11. A dynamic control method for a touch panel, the method comprising the steps of:

providing a first stage, in which a touch panel operates with a first gain and a first scan frequency; and

providing a second stage, in which said touch panel reduces the sensing area and operates with a second gain and a second scan frequency for locating an approached block, so as to facilitate a coordinate calculation of a touched point of said touch panel, wherein said touch panel will move from said first stage to said second stage when an object is within a distance from said touch panel.

12. The dynamic control method for a touch panel as disclosed in claim 11, wherein said distance is 2 cm, and when in said first stage, said first resolution is 2×3, and when in said second stage, said second resolution has 6×3 blocks with each said block capable of being divided into 10×5 sensing elements.

13. The dynamic control method for a touch panel as claim 11, wherein said distance is 2 cm, and when in said first stage, said first resolution is 1×1, and when in said second stage, said second resolution has 6×3 blocks with each said block capable of being divided into 10×5 sensing elements.

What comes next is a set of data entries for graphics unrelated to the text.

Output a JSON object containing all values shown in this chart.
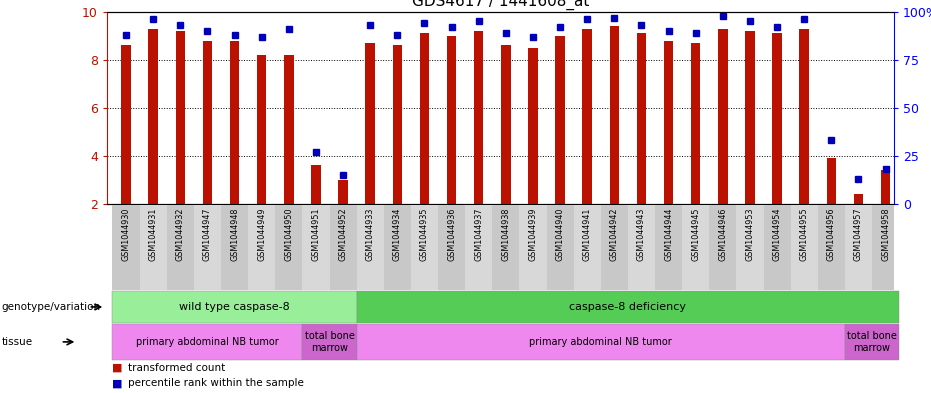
{
  "title": "GDS4617 / 1441608_at",
  "samples": [
    "GSM1044930",
    "GSM1044931",
    "GSM1044932",
    "GSM1044947",
    "GSM1044948",
    "GSM1044949",
    "GSM1044950",
    "GSM1044951",
    "GSM1044952",
    "GSM1044933",
    "GSM1044934",
    "GSM1044935",
    "GSM1044936",
    "GSM1044937",
    "GSM1044938",
    "GSM1044939",
    "GSM1044940",
    "GSM1044941",
    "GSM1044942",
    "GSM1044943",
    "GSM1044944",
    "GSM1044945",
    "GSM1044946",
    "GSM1044953",
    "GSM1044954",
    "GSM1044955",
    "GSM1044956",
    "GSM1044957",
    "GSM1044958"
  ],
  "red_values": [
    8.6,
    9.3,
    9.2,
    8.8,
    8.8,
    8.2,
    8.2,
    3.6,
    3.0,
    8.7,
    8.6,
    9.1,
    9.0,
    9.2,
    8.6,
    8.5,
    9.0,
    9.3,
    9.4,
    9.1,
    8.8,
    8.7,
    9.3,
    9.2,
    9.1,
    9.3,
    3.9,
    2.4,
    3.4
  ],
  "blue_pct": [
    88,
    96,
    93,
    90,
    88,
    87,
    91,
    27,
    15,
    93,
    88,
    94,
    92,
    95,
    89,
    87,
    92,
    96,
    97,
    93,
    90,
    89,
    98,
    95,
    92,
    96,
    33,
    13,
    18
  ],
  "ymin": 2,
  "ymax": 10,
  "bar_color": "#bb1100",
  "dot_color": "#0000bb",
  "grid_color": "black",
  "genotype_groups": [
    {
      "label": "wild type caspase-8",
      "start": 0,
      "end": 9,
      "color": "#99ee99"
    },
    {
      "label": "caspase-8 deficiency",
      "start": 9,
      "end": 29,
      "color": "#55cc55"
    }
  ],
  "tissue_groups": [
    {
      "label": "primary abdominal NB tumor",
      "start": 0,
      "end": 7,
      "color": "#ee88ee"
    },
    {
      "label": "total bone\nmarrow",
      "start": 7,
      "end": 9,
      "color": "#cc66cc"
    },
    {
      "label": "primary abdominal NB tumor",
      "start": 9,
      "end": 27,
      "color": "#ee88ee"
    },
    {
      "label": "total bone\nmarrow",
      "start": 27,
      "end": 29,
      "color": "#cc66cc"
    }
  ],
  "tick_colors": [
    "#c8c8c8",
    "#d8d8d8"
  ],
  "xlim_lo": -0.7,
  "xlim_hi": 28.3
}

14. A touch panel system, comprising:

a touch panel, having a glass, a sensor array and a display panel, wherein said sensor array is placed over one side of said glass for generating a sensing signal in response to an approaching movement of an object, and said glass is placed over said display panel;

a dynamic resolution control circuit, coupled to said sensor array and used for configuring said touch panel to possess a first resolution and a second resolution, and thereby output an X-Y plane coordinate signal, wherein the resolution of said touch panel will change from said first resolution to said second resolution when said object is within a distance from said touch panel;

an induced signal gain control circuit, coupled to said dynamic resolution control circuit and used for providing a first gain and a second gain corresponding to said first resolution and said second resolution respectively, so as to amplify said X-Y plane coordinate signal to generate an analog signal;

an analog to digital conversion circuit, coupled to said induced signal gain control circuit and used for performing an analog to digital conversion on said analog signal to generate a digital signal;

a digital signal processor, coupled to said analog to digital conversion circuit and used for processing said digital signal to generate a digital X-Y plane coordinate signal; and

a controller, coupled to said digital signal processor and used for conveying said digital X-Y plane coordinate signal to a graphical user interface for executing a corresponding instruction.

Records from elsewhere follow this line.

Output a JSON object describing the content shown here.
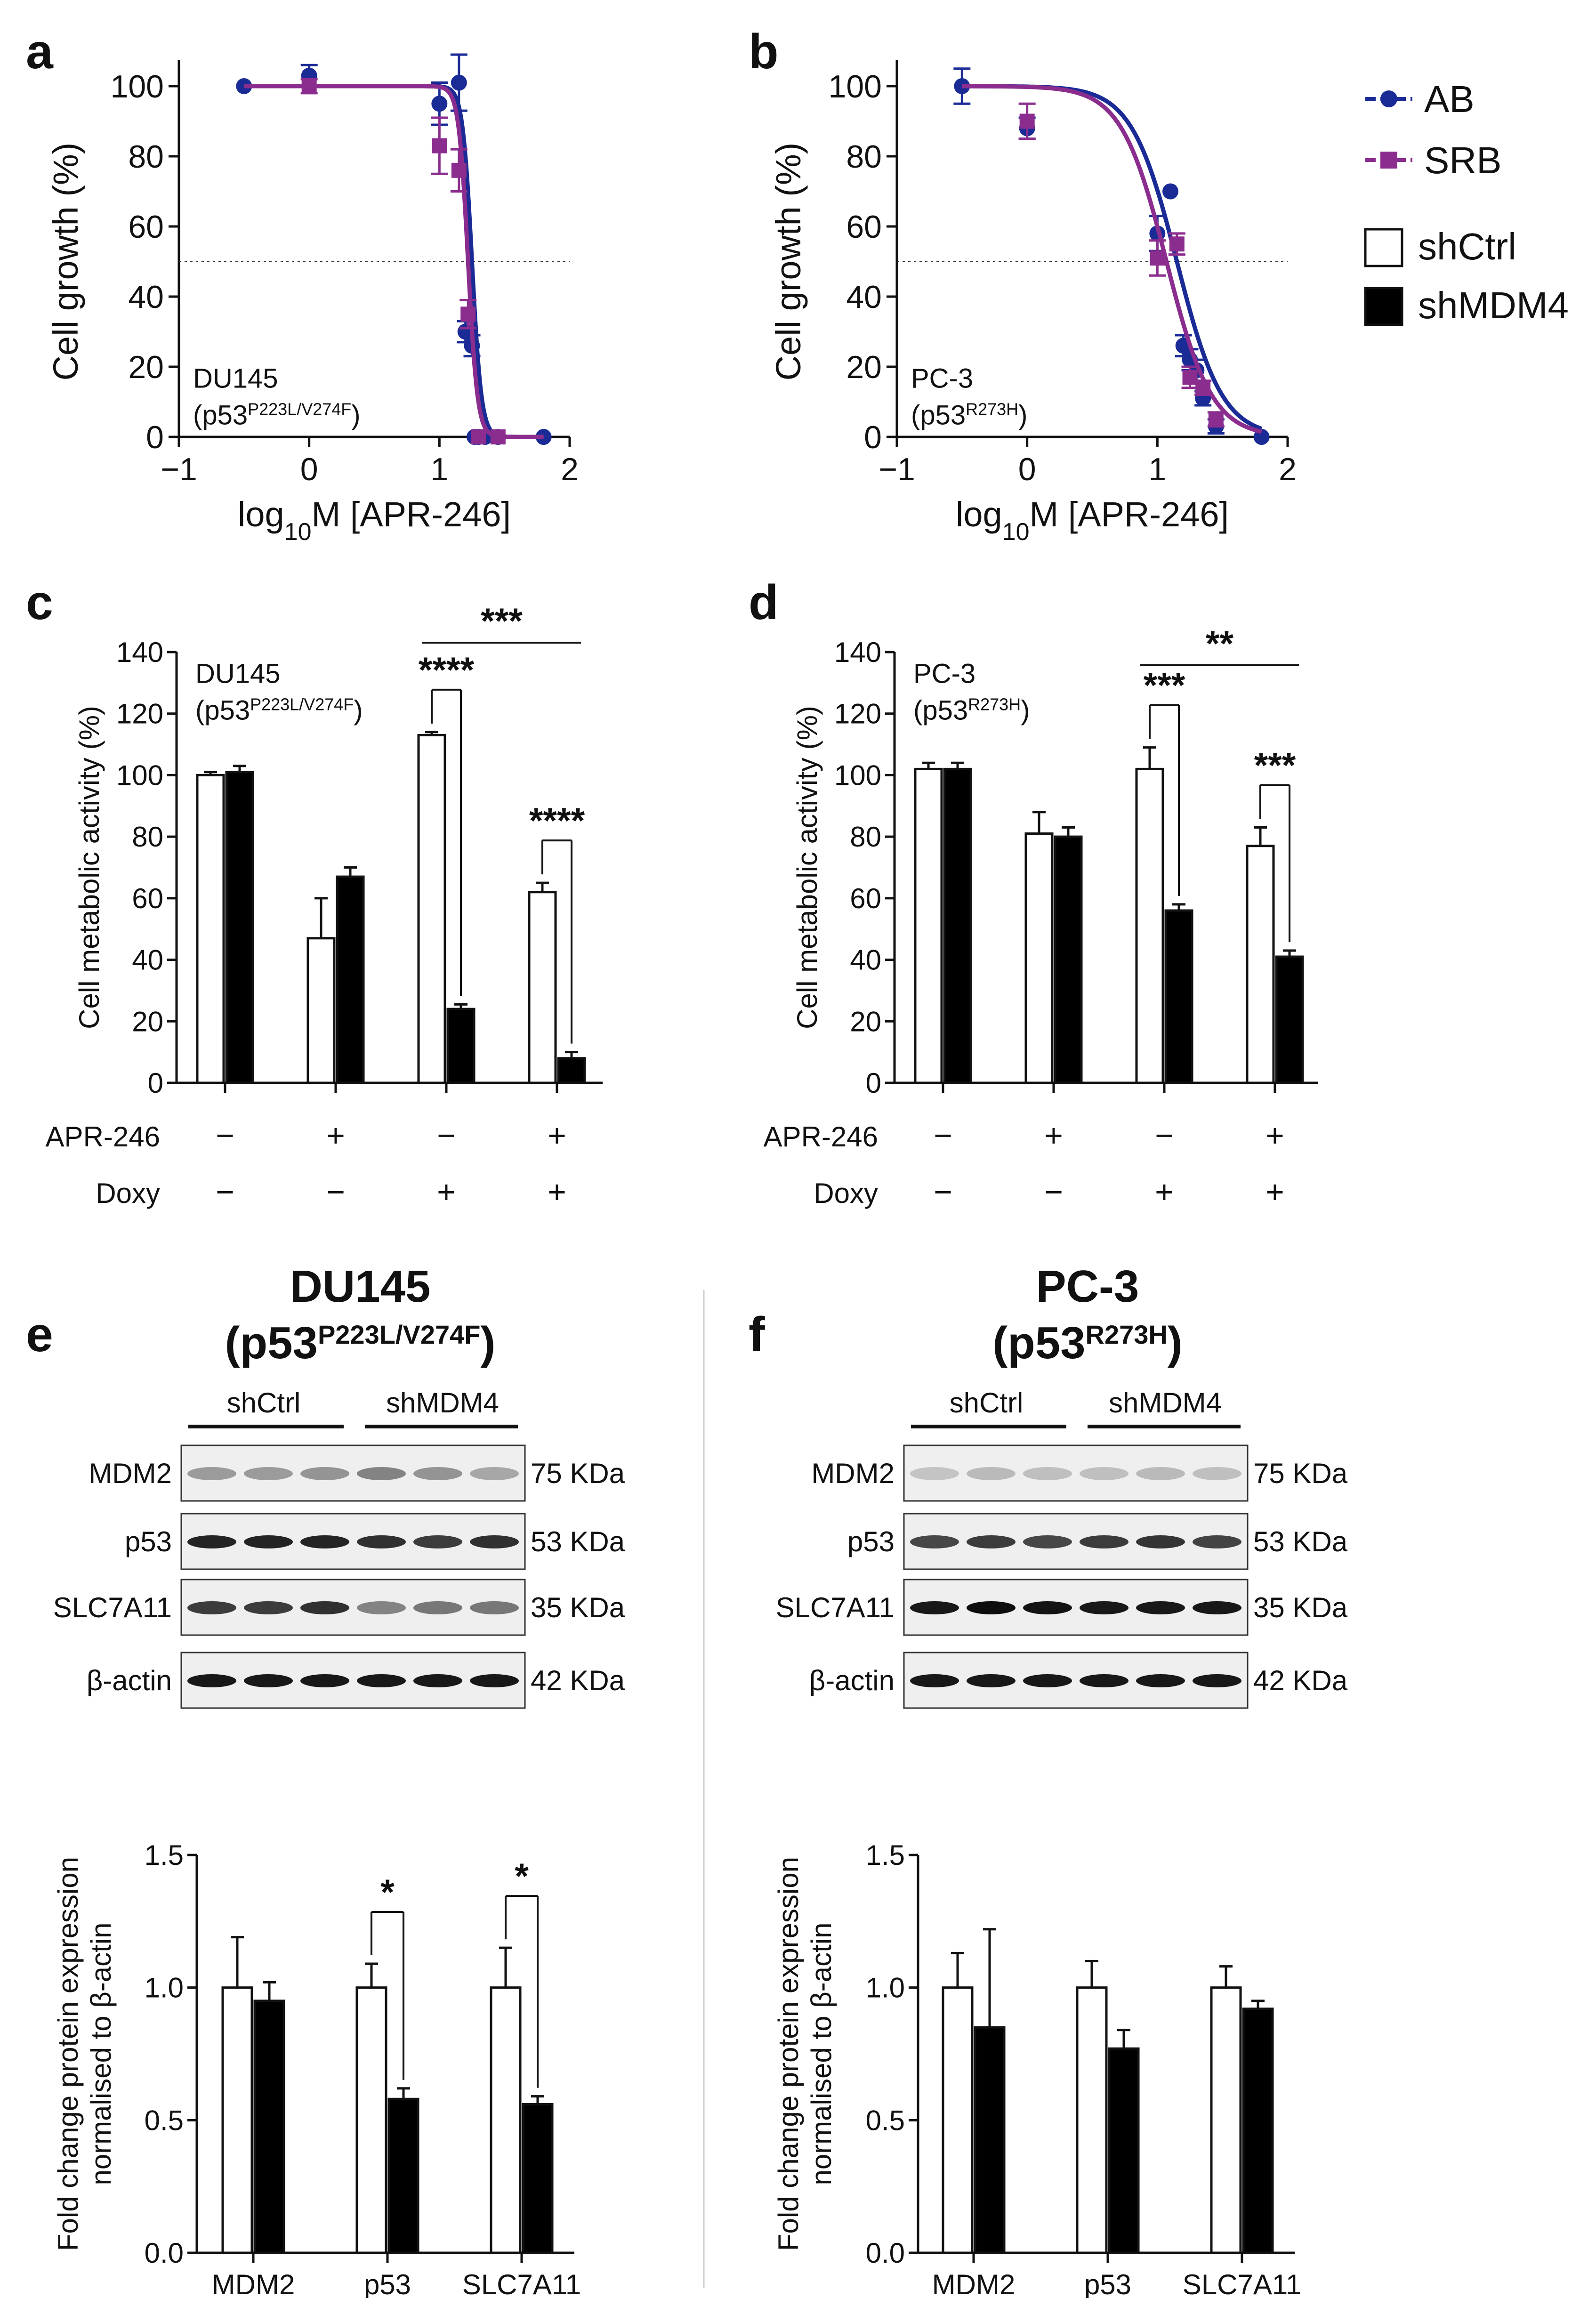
{
  "chart_data": [
    {
      "panel": "a",
      "type": "line",
      "cell_line_name": "DU145",
      "cell_line_mut": "P223L/V274F",
      "xlabel_pre": "log",
      "xlabel_sub": "10",
      "xlabel_post": "M [APR-246]",
      "ylabel": "Cell growth (%)",
      "xlim": [
        -1,
        2
      ],
      "ylim": [
        0,
        100
      ],
      "xticks": [
        -1,
        0,
        1,
        2
      ],
      "yticks": [
        0,
        20,
        40,
        60,
        80,
        100
      ],
      "xtick_labels": [
        "−1",
        "0",
        "1",
        "2"
      ],
      "reference_line_y": 50,
      "series": [
        {
          "name": "AB",
          "color": "#1b2b96",
          "marker": "circle",
          "x": [
            -0.5,
            0,
            1,
            1.15,
            1.2,
            1.25,
            1.27,
            1.3,
            1.35,
            1.45,
            1.8
          ],
          "y": [
            100,
            103,
            95,
            101,
            30,
            26,
            0,
            0,
            0,
            0,
            0
          ],
          "err": [
            0,
            3,
            6,
            8,
            3,
            3,
            0,
            0,
            0,
            0,
            0
          ],
          "ic50": 1.25,
          "hill": 12
        },
        {
          "name": "SRB",
          "color": "#8b2d8e",
          "marker": "square",
          "x": [
            0,
            1,
            1.15,
            1.22,
            1.3,
            1.45
          ],
          "y": [
            100,
            83,
            76,
            35,
            0,
            0
          ],
          "err": [
            2,
            8,
            6,
            4,
            0,
            0
          ],
          "ic50": 1.22,
          "hill": 12
        }
      ]
    },
    {
      "panel": "b",
      "type": "line",
      "cell_line_name": "PC-3",
      "cell_line_mut": "R273H",
      "xlabel_pre": "log",
      "xlabel_sub": "10",
      "xlabel_post": "M [APR-246]",
      "ylabel": "Cell growth (%)",
      "xlim": [
        -1,
        2
      ],
      "ylim": [
        0,
        100
      ],
      "xticks": [
        -1,
        0,
        1,
        2
      ],
      "yticks": [
        0,
        20,
        40,
        60,
        80,
        100
      ],
      "xtick_labels": [
        "−1",
        "0",
        "1",
        "2"
      ],
      "reference_line_y": 50,
      "series": [
        {
          "name": "AB",
          "color": "#1b2b96",
          "marker": "circle",
          "x": [
            -0.5,
            0,
            1,
            1.1,
            1.2,
            1.25,
            1.3,
            1.35,
            1.45,
            1.8
          ],
          "y": [
            100,
            88,
            58,
            70,
            26,
            22,
            19,
            11,
            3,
            0
          ],
          "err": [
            5,
            3,
            5,
            0,
            3,
            3,
            3,
            2,
            2,
            0
          ],
          "ic50": 1.15,
          "hill": 2.5
        },
        {
          "name": "SRB",
          "color": "#8b2d8e",
          "marker": "square",
          "x": [
            0,
            1,
            1.15,
            1.25,
            1.35,
            1.45
          ],
          "y": [
            90,
            51,
            55,
            17,
            14,
            5
          ],
          "err": [
            5,
            5,
            3,
            3,
            2,
            2
          ],
          "ic50": 1.07,
          "hill": 2.5
        }
      ]
    },
    {
      "panel": "c",
      "type": "bar",
      "cell_line_name": "DU145",
      "cell_line_mut": "P223L/V274F",
      "ylabel": "Cell metabolic activity (%)",
      "ylim": [
        0,
        140
      ],
      "yticks": [
        0,
        20,
        40,
        60,
        80,
        100,
        120,
        140
      ],
      "row_labels": [
        "APR-246",
        "Doxy"
      ],
      "conditions": [
        {
          "apr": "−",
          "doxy": "−"
        },
        {
          "apr": "+",
          "doxy": "−"
        },
        {
          "apr": "−",
          "doxy": "+"
        },
        {
          "apr": "+",
          "doxy": "+"
        }
      ],
      "series": [
        {
          "name": "shCtrl",
          "values": [
            100,
            47,
            113,
            62
          ],
          "err": [
            1,
            13,
            1,
            3
          ]
        },
        {
          "name": "shMDM4",
          "values": [
            101,
            67,
            24,
            8
          ],
          "err": [
            2,
            3,
            1.5,
            2
          ]
        }
      ],
      "sig": [
        {
          "type": "pair",
          "group": 2,
          "label": "****"
        },
        {
          "type": "pair",
          "group": 3,
          "label": "****"
        },
        {
          "type": "span",
          "from": 2,
          "to": 3,
          "label": "***"
        }
      ]
    },
    {
      "panel": "d",
      "type": "bar",
      "cell_line_name": "PC-3",
      "cell_line_mut": "R273H",
      "ylabel": "Cell metabolic activity (%)",
      "ylim": [
        0,
        140
      ],
      "yticks": [
        0,
        20,
        40,
        60,
        80,
        100,
        120,
        140
      ],
      "row_labels": [
        "APR-246",
        "Doxy"
      ],
      "conditions": [
        {
          "apr": "−",
          "doxy": "−"
        },
        {
          "apr": "+",
          "doxy": "−"
        },
        {
          "apr": "−",
          "doxy": "+"
        },
        {
          "apr": "+",
          "doxy": "+"
        }
      ],
      "series": [
        {
          "name": "shCtrl",
          "values": [
            102,
            81,
            102,
            77
          ],
          "err": [
            2,
            7,
            7,
            6
          ]
        },
        {
          "name": "shMDM4",
          "values": [
            102,
            80,
            56,
            41
          ],
          "err": [
            2,
            3,
            2,
            2
          ]
        }
      ],
      "sig": [
        {
          "type": "pair",
          "group": 2,
          "label": "***"
        },
        {
          "type": "pair",
          "group": 3,
          "label": "***"
        },
        {
          "type": "span",
          "from": 2,
          "to": 3,
          "label": "**"
        }
      ]
    },
    {
      "panel": "e",
      "type": "bar",
      "ylabel_line1": "Fold change protein expression",
      "ylabel_line2": "normalised to β-actin",
      "ylim": [
        0,
        1.5
      ],
      "yticks": [
        0,
        0.5,
        1,
        1.5
      ],
      "ytick_labels": [
        "0.0",
        "0.5",
        "1.0",
        "1.5"
      ],
      "categories": [
        "MDM2",
        "p53",
        "SLC7A11"
      ],
      "series": [
        {
          "name": "shCtrl",
          "values": [
            1.0,
            1.0,
            1.0
          ],
          "err": [
            0.19,
            0.09,
            0.15
          ]
        },
        {
          "name": "shMDM4",
          "values": [
            0.95,
            0.58,
            0.56
          ],
          "err": [
            0.07,
            0.04,
            0.03
          ]
        }
      ],
      "sig": [
        {
          "type": "pair",
          "group": 1,
          "label": "*"
        },
        {
          "type": "pair",
          "group": 2,
          "label": "*"
        }
      ]
    },
    {
      "panel": "f",
      "type": "bar",
      "ylabel_line1": "Fold change protein expression",
      "ylabel_line2": "normalised to β-actin",
      "ylim": [
        0,
        1.5
      ],
      "yticks": [
        0,
        0.5,
        1,
        1.5
      ],
      "ytick_labels": [
        "0.0",
        "0.5",
        "1.0",
        "1.5"
      ],
      "categories": [
        "MDM2",
        "p53",
        "SLC7A11"
      ],
      "series": [
        {
          "name": "shCtrl",
          "values": [
            1.0,
            1.0,
            1.0
          ],
          "err": [
            0.13,
            0.1,
            0.08
          ]
        },
        {
          "name": "shMDM4",
          "values": [
            0.85,
            0.77,
            0.92
          ],
          "err": [
            0.37,
            0.07,
            0.03
          ]
        }
      ],
      "sig": []
    }
  ],
  "legend": {
    "lines": [
      {
        "name": "AB",
        "color": "#1b2b96",
        "marker": "circle"
      },
      {
        "name": "SRB",
        "color": "#8b2d8e",
        "marker": "square"
      }
    ],
    "bars": [
      {
        "name": "shCtrl",
        "fill": "#ffffff"
      },
      {
        "name": "shMDM4",
        "fill": "#000000"
      }
    ]
  },
  "blots": {
    "e": {
      "title": "DU145",
      "mut_prefix": "(p53",
      "mut": "P223L/V274F",
      "mut_suffix": ")",
      "group1": "shCtrl",
      "group2": "shMDM4",
      "rows": [
        {
          "protein": "MDM2",
          "size": "75 KDa"
        },
        {
          "protein": "p53",
          "size": "53 KDa"
        },
        {
          "protein": "SLC7A11",
          "size": "35 KDa"
        },
        {
          "protein": "β-actin",
          "size": "42 KDa"
        }
      ]
    },
    "f": {
      "title": "PC-3",
      "mut_prefix": "(p53",
      "mut": "R273H",
      "mut_suffix": ")",
      "group1": "shCtrl",
      "group2": "shMDM4",
      "rows": [
        {
          "protein": "MDM2",
          "size": "75 KDa"
        },
        {
          "protein": "p53",
          "size": "53 KDa"
        },
        {
          "protein": "SLC7A11",
          "size": "35 KDa"
        },
        {
          "protein": "β-actin",
          "size": "42 KDa"
        }
      ]
    }
  },
  "panel_letters": [
    "a",
    "b",
    "c",
    "d",
    "e",
    "f"
  ]
}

15. The touch panel system as disclosed in claim 14, wherein said distance is 2 cm, said first resolution is 2×3, and said second resolution has 6×3 blocks with each said block capable of being divided into 10×5 sensing elements.

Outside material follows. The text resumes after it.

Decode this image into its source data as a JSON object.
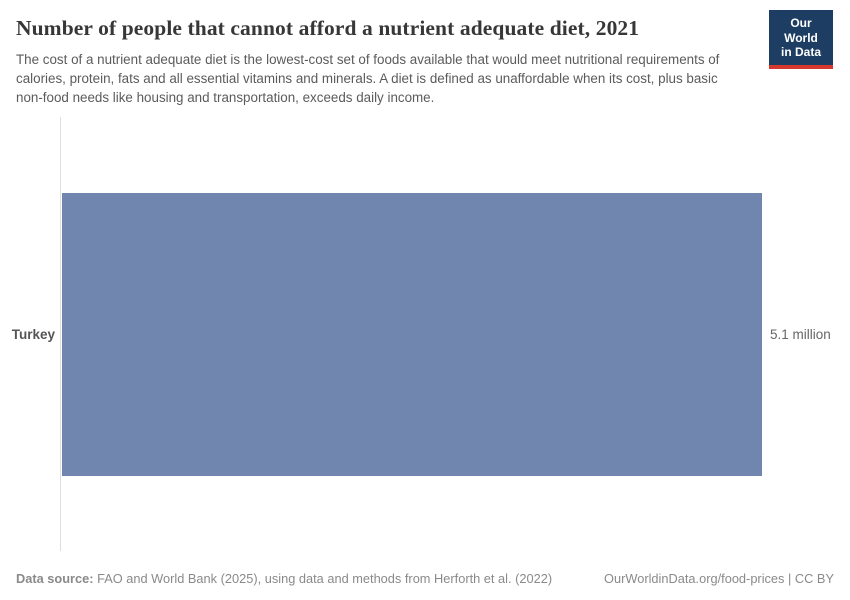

16. The touch panel system as claim 14, wherein said distance is 2 cm, said first resolution is 1×1, and said second resolution has 6×3 blocks with each said block capable of being divided into 10×5 sensing elements.

17. The touch panel system as disclosed in claim 16, wherein said first gain is larger than said second gain.

18. The touch panel system as claim 14, wherein said object is a finger or a touch stylus having a conductive tip, said sensor array is placed above or below said glass, and said sensing signal is a voltage, a current, or a count of pulses.

19. The touch panel system as claim 14, further comprising a dynamic analog noise filtering unit, coupled between said induced signal gain control circuit and said analog to digital conversion circuit, so as to provide a first order low-pass filtering function for said touch panel with said first resolution, and a second order band-pass filtering function for said touch panel with said second resolution.

20. The touch panel system as claim 19, wherein said digital signal processor further comprises a digital signal mask unit, coupled to said dynamic analog noise filtering unit for providing a one dimension convolution mask function for said touch panel with said first resolution, and a two dimension convolution mask function for said touch panel with said second resolution.